In 1911 en 1913 waren er enorme prestigieuze tentoonstellingen waar veel buitenlanders op af kwamen: meer dan 60.000 bezoekers! Dit waren ongekende aantallen voor die tijd. Niet voor niets omschreef H. De Mann (Gé Vaartjes schreef zijn biografie) Boskoop in 1923 als ‘een dorp met Amerikaanse allure’.

In 1930 kwam de spoorlijn tot stand. Tot dan toe ging alles namelijk nog per boot. Tegelijkertijd werd tegenover het spoor het Flora-gebouw gebouwd, voor tentoonstellingen. In 1936 volgde de imposante hefbrug, waar helaas veel villa’s in de stijl van de Amsterdamse School moesten wijken, waardoor het aangezicht van het centrum ernstig werd aangetast.

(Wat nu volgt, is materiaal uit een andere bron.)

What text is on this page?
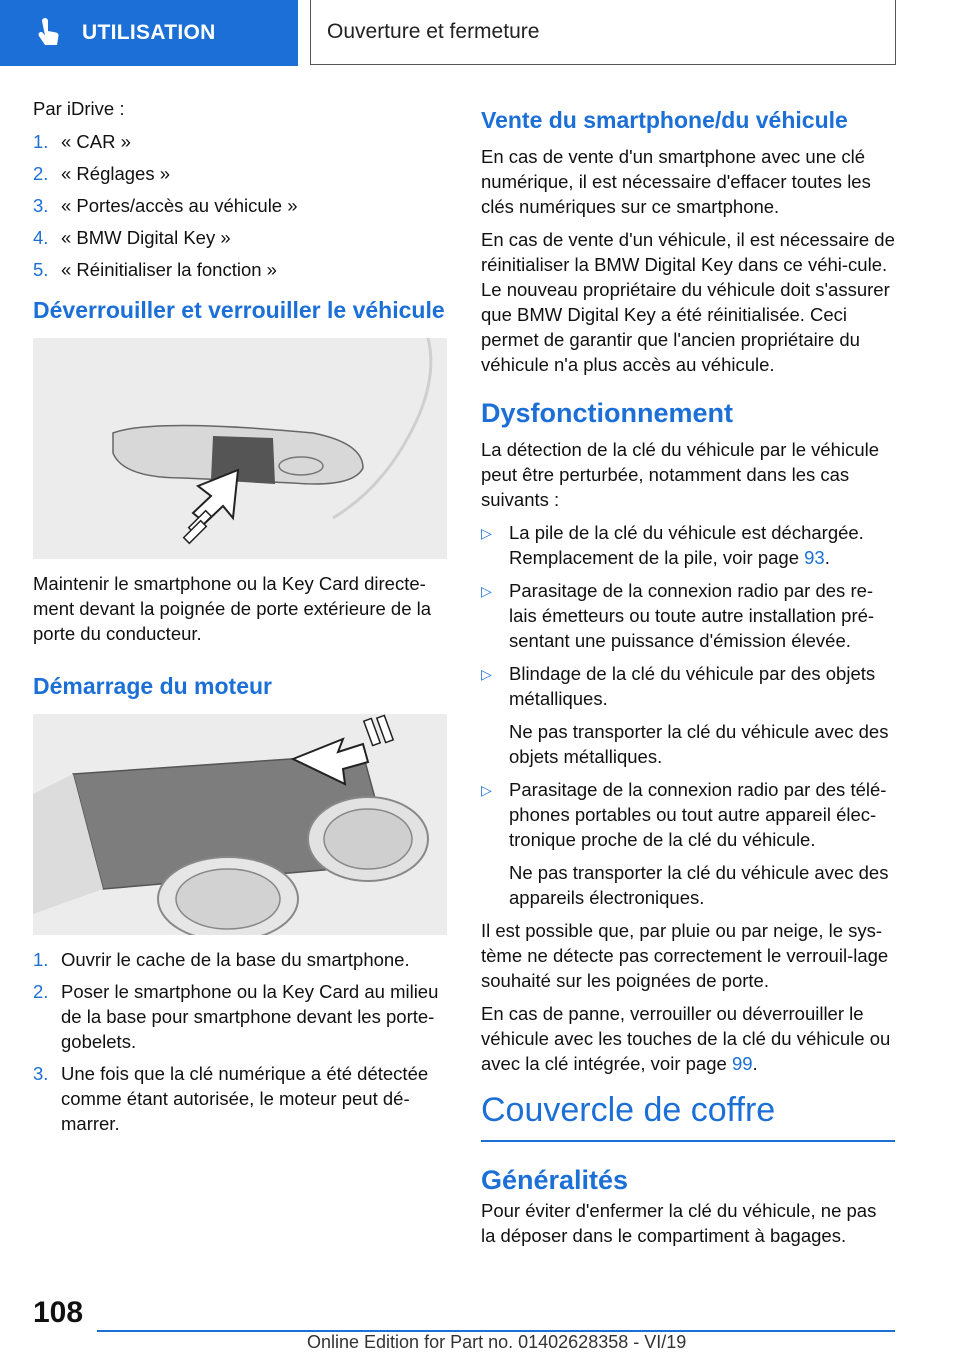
UTILISATION	Ouverture et fermeture

Par iDrive :

1. « CAR »
2. « Réglages »
3. « Portes/accès au véhicule »
4. « BMW Digital Key »
5. « Réinitialiser la fonction »
Déverrouiller et verrouiller le véhicule

Maintenir le smartphone ou la Key Card directe-ment devant la poignée de porte extérieure de la porte du conducteur.

Démarrage du moteur
1. Ouvrir le cache de la base du smartphone.
2. Poser le smartphone ou la Key Card au milieu de la base pour smartphone devant les porte-gobelets.
3. Une fois que la clé numérique a été détectée comme étant autorisée, le moteur peut dé-marrer.
Vente du smartphone/du véhicule

En cas de vente d'un smartphone avec une clé numérique, il est nécessaire d'effacer toutes les clés numériques sur ce smartphone.

En cas de vente d'un véhicule, il est nécessaire de réinitialiser la BMW Digital Key dans ce véhi-cule. Le nouveau propriétaire du véhicule doit s'assurer que BMW Digital Key a été réinitialisée. Ceci permet de garantir que l'ancien propriétaire du véhicule n'a plus accès au véhicule.

Dysfonctionnement

La détection de la clé du véhicule par le véhicule peut être perturbée, notamment dans les cas suivants :

▷ La pile de la clé du véhicule est déchargée. Remplacement de la pile, voir page 93.
▷ Parasitage de la connexion radio par des re-lais émetteurs ou toute autre installation pré-sentant une puissance d'émission élevée.
▷ Blindage de la clé du véhicule par des objets métalliques.
Ne pas transporter la clé du véhicule avec des objets métalliques.
▷ Parasitage de la connexion radio par des télé-phones portables ou tout autre appareil élec-tronique proche de la clé du véhicule.
Ne pas transporter la clé du véhicule avec des appareils électroniques.

Il est possible que, par pluie ou par neige, le sys-tème ne détecte pas correctement le verrouil-lage souhaité sur les poignées de porte.

En cas de panne, verrouiller ou déverrouiller le véhicule avec les touches de la clé du véhicule ou avec la clé intégrée, voir page 99.

Couvercle de coffre
Généralités

Pour éviter d'enfermer la clé du véhicule, ne pas la déposer dans le compartiment à bagages.

108
Online Edition for Part no. 01402628358 - VI/19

Na 1945 is er veel willekeur ontstaan in de Boskoopse bouw. Op veel plekken werden monumentale panden werden gesloopt en kwamen er visieloze appartementen of winkelcentra voor in de plaats. Gelukkig zijn er nu twee officiële cultuurwaakhonden: de Historische Vereniging en het Boomkwekerijmuseum. Zij hebben het historisch besef vergroot. Ondertussen is het Raadhuis mooi verbouwd, zijn er mooie woonwijken bij gekomen, worden de Biezen gerenoveerd en is de Villa van Teylingen nu gered en onlangs officieel tot monument verklaard.

Hopelijk hebben we geleerd te beschermen wat waardevol is. GroenLinks maakt zich in ieder geval hard voor deze schatten uit het verleden. Ga ze vooral een keer bekijken!